When I was a kid I thought “Standard” toilets were from the same company that made Standard Oil, which was our nemesis because we were Texaco. A little history from the company:

By 1929, Standard had become the world's largest producer of bathroom fixtures.

That same year, the Standard Sanitary Corporation merged with American Radiator Company to form the American Radiator and Standard Sanitary Corporation.

American Radiator! Howells and Hood built their HQ, and I’ve always loved this building.

The Twenties seemed like such a fascinating era from my vantage point of Fargo 1976 - there's a solidity, romance, and mechanized beauty to its avant-garde work, and make no mistake this was that. New York’s skyline was smaller, but in a way it seemed bigger - no incomprehensible glass monoliths, but buildings of brick and stone spaced out so one could see the terrain of the smaller buildings. Now you look across the street, and half the time it’s another wall.

Anyway, nice toilet ad.

In days of old when knights were bold . . . and little lamzee divy, I can't remember the rest.

The table disappears in the second panel. The wall-hanging has been knocked away, but continues its fanishing act at a slower pace, although it too is gone by the third panel.

FLIT is, or was, an insecticide; it had DDT, so it worked. The pump displayed in the fourth panel would be known as a Flit Gun, passing into general generic usage. The artist, as you have no doubt noted, bore a stylistic resemblance to Dr. Seuss.

Flit turns insects into geometric shapes:

Quite the odd performance by the voice-over guy, but it was the era of the Mixed-Up Neurotic type who wasn't part of the Establishment.

Of course I know that was Geisel! Or have you already run off to the comments? ;)

So they had the models a year before the World's Fair opened?
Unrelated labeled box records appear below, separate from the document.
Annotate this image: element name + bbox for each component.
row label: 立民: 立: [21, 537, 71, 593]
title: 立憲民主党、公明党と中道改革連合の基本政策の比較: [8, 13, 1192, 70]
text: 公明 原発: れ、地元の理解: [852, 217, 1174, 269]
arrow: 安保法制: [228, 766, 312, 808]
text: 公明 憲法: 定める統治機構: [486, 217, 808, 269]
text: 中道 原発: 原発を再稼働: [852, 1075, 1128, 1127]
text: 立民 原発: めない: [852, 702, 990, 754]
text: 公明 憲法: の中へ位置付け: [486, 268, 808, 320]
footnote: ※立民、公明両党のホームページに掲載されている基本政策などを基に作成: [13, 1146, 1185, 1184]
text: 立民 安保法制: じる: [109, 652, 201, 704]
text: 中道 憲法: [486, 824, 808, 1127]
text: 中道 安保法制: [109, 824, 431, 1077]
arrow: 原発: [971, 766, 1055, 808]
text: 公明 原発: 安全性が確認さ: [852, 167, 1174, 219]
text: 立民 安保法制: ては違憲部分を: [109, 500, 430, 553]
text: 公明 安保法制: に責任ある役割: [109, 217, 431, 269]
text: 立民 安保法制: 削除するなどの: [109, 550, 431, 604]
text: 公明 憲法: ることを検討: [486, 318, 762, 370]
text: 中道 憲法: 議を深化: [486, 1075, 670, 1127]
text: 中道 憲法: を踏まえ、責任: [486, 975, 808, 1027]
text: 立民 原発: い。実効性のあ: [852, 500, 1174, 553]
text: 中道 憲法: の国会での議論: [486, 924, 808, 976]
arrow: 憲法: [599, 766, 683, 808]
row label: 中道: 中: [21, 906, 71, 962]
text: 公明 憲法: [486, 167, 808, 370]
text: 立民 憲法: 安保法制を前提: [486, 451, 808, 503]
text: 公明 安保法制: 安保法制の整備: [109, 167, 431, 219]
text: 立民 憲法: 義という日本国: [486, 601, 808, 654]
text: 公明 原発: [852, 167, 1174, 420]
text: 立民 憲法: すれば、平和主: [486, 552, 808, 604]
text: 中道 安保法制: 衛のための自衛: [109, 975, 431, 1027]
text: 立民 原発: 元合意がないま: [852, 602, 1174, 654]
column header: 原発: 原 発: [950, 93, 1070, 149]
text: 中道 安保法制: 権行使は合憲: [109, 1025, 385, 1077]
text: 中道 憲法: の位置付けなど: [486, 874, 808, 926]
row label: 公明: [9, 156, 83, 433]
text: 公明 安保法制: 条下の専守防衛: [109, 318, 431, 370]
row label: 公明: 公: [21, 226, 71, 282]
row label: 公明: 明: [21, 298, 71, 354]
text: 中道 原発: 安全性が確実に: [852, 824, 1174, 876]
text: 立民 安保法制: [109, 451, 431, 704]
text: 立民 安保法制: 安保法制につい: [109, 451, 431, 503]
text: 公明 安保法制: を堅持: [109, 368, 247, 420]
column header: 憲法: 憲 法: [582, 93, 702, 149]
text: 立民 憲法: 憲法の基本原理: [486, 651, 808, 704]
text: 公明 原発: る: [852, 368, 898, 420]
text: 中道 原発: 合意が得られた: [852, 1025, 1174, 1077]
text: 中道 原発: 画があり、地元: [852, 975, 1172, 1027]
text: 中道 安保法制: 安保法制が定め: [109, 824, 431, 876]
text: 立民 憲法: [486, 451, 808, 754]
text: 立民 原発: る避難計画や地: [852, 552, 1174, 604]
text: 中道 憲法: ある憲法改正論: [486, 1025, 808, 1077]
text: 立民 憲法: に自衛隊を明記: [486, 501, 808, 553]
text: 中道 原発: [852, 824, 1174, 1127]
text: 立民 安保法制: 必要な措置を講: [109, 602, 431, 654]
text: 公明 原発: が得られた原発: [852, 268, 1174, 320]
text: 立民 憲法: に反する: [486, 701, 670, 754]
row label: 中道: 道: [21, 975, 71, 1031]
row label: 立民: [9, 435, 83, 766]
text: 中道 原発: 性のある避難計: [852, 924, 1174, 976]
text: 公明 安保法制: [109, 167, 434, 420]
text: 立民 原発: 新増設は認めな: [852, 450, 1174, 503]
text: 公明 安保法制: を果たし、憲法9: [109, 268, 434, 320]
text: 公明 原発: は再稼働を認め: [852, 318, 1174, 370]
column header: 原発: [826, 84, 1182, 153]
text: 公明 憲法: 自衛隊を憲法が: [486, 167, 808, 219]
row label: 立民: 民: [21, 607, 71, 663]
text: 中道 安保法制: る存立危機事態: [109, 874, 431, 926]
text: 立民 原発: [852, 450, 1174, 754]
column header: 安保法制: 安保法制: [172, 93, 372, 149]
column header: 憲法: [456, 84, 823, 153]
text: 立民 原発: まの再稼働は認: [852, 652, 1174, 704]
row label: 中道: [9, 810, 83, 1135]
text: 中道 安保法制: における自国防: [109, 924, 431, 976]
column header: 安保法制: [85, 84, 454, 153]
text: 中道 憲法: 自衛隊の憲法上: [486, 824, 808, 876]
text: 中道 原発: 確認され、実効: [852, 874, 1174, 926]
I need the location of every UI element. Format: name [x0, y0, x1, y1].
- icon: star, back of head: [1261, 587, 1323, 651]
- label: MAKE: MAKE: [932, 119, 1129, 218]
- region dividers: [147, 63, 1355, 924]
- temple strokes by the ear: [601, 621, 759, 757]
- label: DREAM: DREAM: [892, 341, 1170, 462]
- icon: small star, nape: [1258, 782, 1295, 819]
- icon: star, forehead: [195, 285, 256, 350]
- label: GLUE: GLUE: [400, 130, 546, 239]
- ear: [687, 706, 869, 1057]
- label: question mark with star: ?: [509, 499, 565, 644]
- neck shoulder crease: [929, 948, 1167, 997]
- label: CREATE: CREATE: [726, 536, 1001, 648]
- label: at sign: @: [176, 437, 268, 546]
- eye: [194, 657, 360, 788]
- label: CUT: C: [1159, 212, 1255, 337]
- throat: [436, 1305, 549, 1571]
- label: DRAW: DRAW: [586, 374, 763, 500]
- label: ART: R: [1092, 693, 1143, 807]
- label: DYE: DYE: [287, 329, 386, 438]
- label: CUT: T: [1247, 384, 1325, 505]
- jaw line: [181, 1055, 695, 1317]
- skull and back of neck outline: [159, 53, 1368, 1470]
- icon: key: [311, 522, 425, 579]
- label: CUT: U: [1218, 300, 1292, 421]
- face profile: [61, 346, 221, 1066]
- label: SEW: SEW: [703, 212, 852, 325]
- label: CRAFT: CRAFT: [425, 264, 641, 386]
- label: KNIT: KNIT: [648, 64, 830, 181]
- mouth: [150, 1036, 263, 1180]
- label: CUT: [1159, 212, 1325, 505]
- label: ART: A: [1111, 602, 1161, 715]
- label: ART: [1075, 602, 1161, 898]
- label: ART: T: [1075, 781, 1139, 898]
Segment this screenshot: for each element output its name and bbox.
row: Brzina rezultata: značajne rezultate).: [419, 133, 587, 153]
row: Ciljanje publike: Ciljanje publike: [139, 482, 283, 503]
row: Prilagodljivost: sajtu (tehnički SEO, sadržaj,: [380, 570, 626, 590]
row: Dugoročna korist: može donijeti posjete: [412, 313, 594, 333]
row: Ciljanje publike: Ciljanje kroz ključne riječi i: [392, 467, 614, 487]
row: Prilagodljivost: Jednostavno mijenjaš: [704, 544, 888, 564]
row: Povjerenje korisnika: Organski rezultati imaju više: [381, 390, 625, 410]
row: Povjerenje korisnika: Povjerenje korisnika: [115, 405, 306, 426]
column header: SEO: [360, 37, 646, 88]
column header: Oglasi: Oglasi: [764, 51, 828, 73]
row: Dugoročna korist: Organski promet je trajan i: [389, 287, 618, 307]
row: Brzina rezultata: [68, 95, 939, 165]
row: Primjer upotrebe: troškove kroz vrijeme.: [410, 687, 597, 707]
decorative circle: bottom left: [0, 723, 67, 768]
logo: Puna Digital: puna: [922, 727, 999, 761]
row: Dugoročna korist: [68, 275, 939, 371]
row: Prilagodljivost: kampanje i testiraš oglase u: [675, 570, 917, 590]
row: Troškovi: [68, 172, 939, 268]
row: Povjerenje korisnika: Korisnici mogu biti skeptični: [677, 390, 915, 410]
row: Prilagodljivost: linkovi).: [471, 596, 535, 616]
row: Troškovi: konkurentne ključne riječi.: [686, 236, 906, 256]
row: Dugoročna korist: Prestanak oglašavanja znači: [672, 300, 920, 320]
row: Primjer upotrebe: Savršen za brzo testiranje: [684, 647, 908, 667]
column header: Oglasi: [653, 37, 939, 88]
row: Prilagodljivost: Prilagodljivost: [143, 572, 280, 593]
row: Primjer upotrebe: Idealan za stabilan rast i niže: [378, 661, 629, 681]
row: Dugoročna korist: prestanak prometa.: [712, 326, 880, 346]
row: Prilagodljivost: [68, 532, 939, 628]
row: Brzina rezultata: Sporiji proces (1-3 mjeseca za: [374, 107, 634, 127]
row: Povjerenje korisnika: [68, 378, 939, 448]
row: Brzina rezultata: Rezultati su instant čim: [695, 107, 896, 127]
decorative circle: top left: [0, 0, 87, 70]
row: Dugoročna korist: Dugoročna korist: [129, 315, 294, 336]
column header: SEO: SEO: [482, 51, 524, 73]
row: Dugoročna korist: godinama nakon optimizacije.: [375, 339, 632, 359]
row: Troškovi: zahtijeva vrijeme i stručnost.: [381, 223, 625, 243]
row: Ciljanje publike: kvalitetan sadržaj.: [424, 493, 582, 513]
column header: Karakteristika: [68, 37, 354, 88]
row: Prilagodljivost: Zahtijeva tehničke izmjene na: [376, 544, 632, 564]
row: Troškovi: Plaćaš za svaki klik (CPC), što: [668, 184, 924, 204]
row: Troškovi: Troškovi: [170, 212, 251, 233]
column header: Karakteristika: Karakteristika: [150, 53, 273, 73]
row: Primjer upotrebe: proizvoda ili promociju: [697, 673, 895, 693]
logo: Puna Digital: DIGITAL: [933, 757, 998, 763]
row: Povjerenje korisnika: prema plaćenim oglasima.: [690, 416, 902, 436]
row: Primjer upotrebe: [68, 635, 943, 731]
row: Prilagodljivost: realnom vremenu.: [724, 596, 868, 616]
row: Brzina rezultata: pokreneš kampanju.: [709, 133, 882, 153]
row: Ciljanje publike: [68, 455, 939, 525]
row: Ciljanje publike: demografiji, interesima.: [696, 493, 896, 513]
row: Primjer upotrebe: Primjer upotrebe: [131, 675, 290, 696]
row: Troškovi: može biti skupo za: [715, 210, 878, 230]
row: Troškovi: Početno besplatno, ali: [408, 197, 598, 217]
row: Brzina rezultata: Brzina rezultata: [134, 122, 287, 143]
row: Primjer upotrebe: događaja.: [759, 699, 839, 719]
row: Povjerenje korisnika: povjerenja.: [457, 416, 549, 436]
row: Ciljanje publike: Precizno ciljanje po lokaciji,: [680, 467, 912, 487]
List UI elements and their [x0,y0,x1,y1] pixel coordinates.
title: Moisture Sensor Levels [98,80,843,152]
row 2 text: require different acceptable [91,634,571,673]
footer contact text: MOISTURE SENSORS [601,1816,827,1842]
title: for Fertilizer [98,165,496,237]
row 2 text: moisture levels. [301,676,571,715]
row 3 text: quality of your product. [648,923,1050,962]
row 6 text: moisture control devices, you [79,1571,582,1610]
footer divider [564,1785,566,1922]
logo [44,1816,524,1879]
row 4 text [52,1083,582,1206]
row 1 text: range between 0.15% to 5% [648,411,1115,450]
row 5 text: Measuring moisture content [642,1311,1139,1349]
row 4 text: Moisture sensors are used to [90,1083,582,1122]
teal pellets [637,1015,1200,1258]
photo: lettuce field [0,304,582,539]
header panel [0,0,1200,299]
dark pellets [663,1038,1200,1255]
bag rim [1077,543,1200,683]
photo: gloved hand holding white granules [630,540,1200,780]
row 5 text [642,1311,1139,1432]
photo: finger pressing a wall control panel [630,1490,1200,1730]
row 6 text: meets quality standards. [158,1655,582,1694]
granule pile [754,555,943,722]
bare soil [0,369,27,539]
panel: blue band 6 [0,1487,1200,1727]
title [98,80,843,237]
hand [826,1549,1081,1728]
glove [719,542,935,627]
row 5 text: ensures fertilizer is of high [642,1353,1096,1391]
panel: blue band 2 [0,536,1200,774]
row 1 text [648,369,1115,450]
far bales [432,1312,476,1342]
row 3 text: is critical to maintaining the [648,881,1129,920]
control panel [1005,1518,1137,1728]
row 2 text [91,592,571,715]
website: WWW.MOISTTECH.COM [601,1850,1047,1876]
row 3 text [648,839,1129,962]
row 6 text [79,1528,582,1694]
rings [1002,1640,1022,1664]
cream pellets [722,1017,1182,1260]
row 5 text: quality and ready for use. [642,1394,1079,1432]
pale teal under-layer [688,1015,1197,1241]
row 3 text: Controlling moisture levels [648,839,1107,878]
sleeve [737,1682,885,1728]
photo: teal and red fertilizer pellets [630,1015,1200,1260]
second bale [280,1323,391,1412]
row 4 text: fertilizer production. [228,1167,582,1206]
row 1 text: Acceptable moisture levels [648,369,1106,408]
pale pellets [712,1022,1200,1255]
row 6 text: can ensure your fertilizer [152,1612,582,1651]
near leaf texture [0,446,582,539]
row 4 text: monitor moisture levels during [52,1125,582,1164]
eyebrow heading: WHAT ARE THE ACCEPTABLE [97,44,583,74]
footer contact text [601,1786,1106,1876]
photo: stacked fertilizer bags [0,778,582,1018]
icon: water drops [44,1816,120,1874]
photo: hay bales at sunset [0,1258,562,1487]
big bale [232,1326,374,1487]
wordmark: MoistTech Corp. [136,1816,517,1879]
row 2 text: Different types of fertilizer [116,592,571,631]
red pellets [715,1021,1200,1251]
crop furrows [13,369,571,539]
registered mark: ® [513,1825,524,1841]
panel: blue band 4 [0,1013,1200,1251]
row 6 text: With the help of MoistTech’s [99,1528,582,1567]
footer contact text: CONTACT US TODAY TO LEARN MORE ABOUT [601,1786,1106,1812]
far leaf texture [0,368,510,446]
Makes sense

Beautiful, but empty. Rational, but soulless.

When you think about it, this really was something special.

Even if you were middle-aged and accustomed to radio, now and then you'd think "music and voices out of the air - it really is remarkable. The modern age is amazing! I wonder what the cars will be like after the war? Oh, right, I shouldn't know there's a big war coming, becauseni's 1938. I must be a stand-in for the blog's author."